Aram Lee’s artistic practice involves performative events, film and video installations, in which she reinterprets materials found within institutions. This research-driven practice seeks to relocate their role and purpose, challenges diasporic amnesia, and releases impure, other-wordly or false fictions from the institutions. Institutional instruments, such as archival objects in museums, are empowered to speak for themselves. This way, Lee seeks to dissolve cultural predominance and visualize new structures.In 2021 She founded “when site lost the plot”, the space dedicated to exploring the topography of site specific identity through contemporary art. She questions what site and location means in relation to displacement, climate change, and digital space. Working with in-between identities, using site as fiction preceded by plots going beyond it.

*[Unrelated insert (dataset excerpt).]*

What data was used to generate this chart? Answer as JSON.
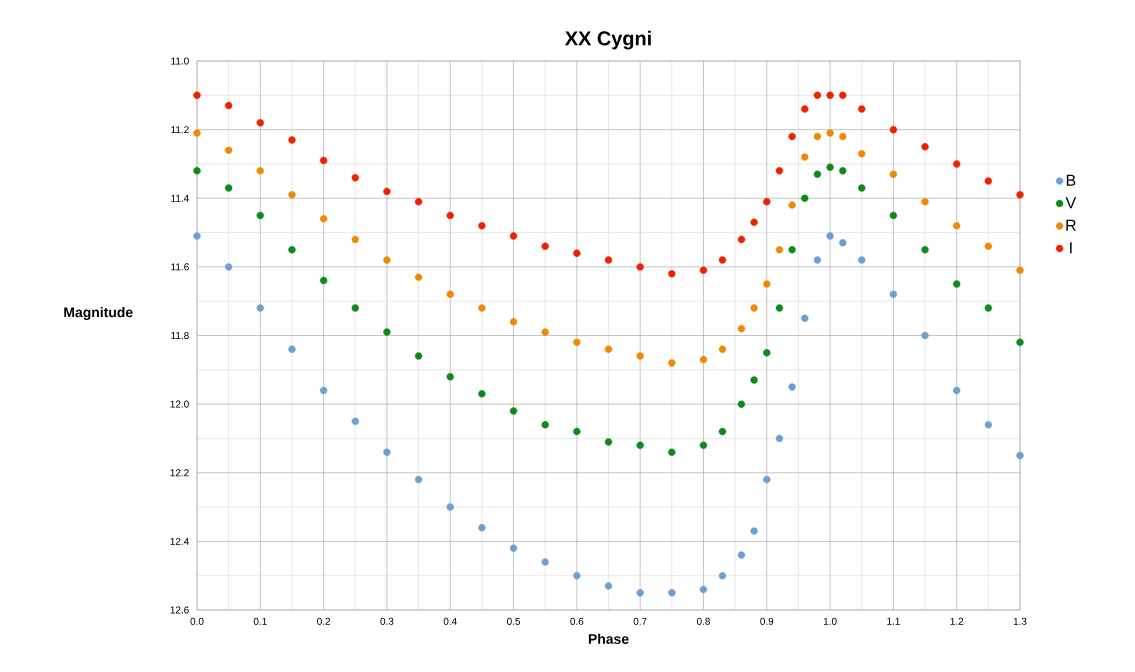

Yazan Khalili is a phd candidate at ASCA, UvA as part of Imaginart group. He is an artist, architect, and a cultural producer. His practice frames landscapes, institutions, and social and technological phenomena as politicized entities. His practice engages with the settler colonial question, whether in Palestine or elsewhere. He has worked extensively on surveillance related technologies such as facial recognition and its links with indigenous masks and European recognition of who is human during European colonization. He is interested in structures, institutional as well as other, and how those structures are built, and how they perform. This aspect can be traced both in his work at Khalil Sakakini Cultural Center, in Ramallah where during his tenure there, he was affirmatively critiquing funding and the foundations of a cultural institution under settler colonialism. He is the co-founder of Radio Alhara, and the Question of Funding collectives.
The Artistic Research Research Group seeks to promote an exchange of ideas between artists and scholars from a wide range of fields and disciplines. As an emerging trans-disciplinary field of inquiry,Artistic Research typically unfolds through discursive forms of communication and dialogue in parallel with non-discursive, artistic practice(s). This enables researchers/makers coming from fine arts, design, dance, film, performance art, theatre and music to share and compare processes of production, methodologies and results with the academic community. Furthermore, The outcomes of Artistic Research strive to make different modes of knowledge production visible in academic and societal contexts. A series of seminars are organized yearly to promote the exchange of ideas and experiences among artistic researchers and those interested in the field. During the seminars two or more artistic researchers will be invited to share their practice with the participants of the seminars. The participants include PhD Candidates, but also those who have already completed their PhDs and would like to keep discussing their research within a community of like-minded artists/scholars. Those interested in potentially pursuing academic study are also welcome to join, including Research Master students who wish to attain first-hand knowledge of the discipline.